PDF(Pubmed)
Abstract:
Both alopecia areata (AA) and vitiligo are distinct, heterogenous, and complex disease entities, characterized by nonscarring scalp terminal hair loss and skin pigment loss, respectively. In AA, inflammatory cell infiltrates are in the deep reticular dermis close to the hair bulb (swarm of bees), whereas in vitiligo the inflammatory infiltrates are in the epidermis and papillary dermis. Immune privilege collapse has been extensively investigated in AA pathogenesis, including the suppression of immunomodulatory factors (e.g., transforming growth factor-β (TGF-β), programmed death-ligand 1 (PDL1), interleukin-10 (IL-10), α-melanocyte-stimulating hormone (α-MSH), and macrophage migration inhibitory factor (MIF)) and enhanced expression of the major histocompatibility complex (MHC) throughout hair follicles. However, immune privilege collapse in vitiligo remains less explored. Both AA and vitiligo are autoimmune diseases that share commonalities in pathogenesis, including the involvement of plasmacytoid dendritic cells (and interferon-α (IFN- α) signaling pathways) and cytotoxic CD8+ T lymphocytes (and activated IFN-γ signaling pathways).
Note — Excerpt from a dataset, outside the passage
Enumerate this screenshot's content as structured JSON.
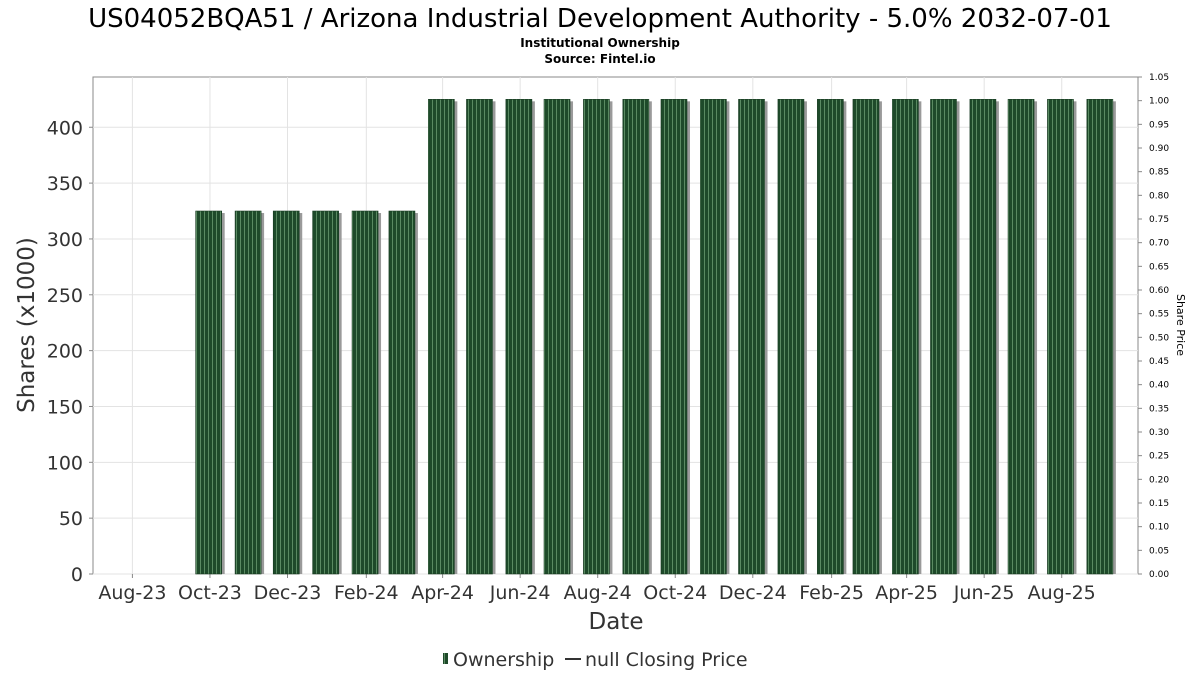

Blood chemokine C-X-C motif ligand 9 (CXCL9) and CXCL10 are elevated in both diseases. Common factors that contribute to AA and vitiligo include oxidative stress, autophagy, type 2 cytokines, and the Wnt/β-catenin pathway (e.g., dickkopf 1 (DKK1)). Here, we summarize the commonalities and differences between AA and vitiligo, focusing on their pathogenesis.
摘要:
斑秃(AA)和白癜风是不同的,异质,和复杂的疾病实体,其特点是无疤痕的头皮终端脱发和皮肤色素损失,分别。在AA,炎症细胞浸润在靠近毛球(蜂群)的深层网状真皮中,而在白癜风中,炎性浸润在表皮和乳头状真皮中。免疫特权崩溃在AA发病机制中已被广泛研究,包括抑制免疫调节因子(例如,转化生长因子-β(TGF-β),程序性死亡配体1(PDL1),白细胞介素-10(IL-10),α-黑素细胞刺激素(α-MSH),和巨噬细胞迁移抑制因子(MIF)),并增强了整个毛囊中主要组织相容性复合物(MHC)的表达。然而,免疫特权崩溃在白癜风中的探索仍然较少。AA和白癜风都是自身免疫性疾病,在发病机制上有共同之处。包括浆细胞样树突状细胞(和干扰素-α(IFN-α)信号通路)和细胞毒性CD8+T淋巴细胞(和激活的IFN-γ信号通路)的参与。血液趋化因子C-X-C基序配体9(CXCL9)和CXCL10在两种疾病中均升高。导致AA和白癜风的常见因素包括氧化应激,自噬,2型细胞因子,和Wnt/β-catenin途径(例如,dickkopf1(DKK1))。这里,我们总结了AA和白癜风之间的共同点和区别,专注于他们的发病机制。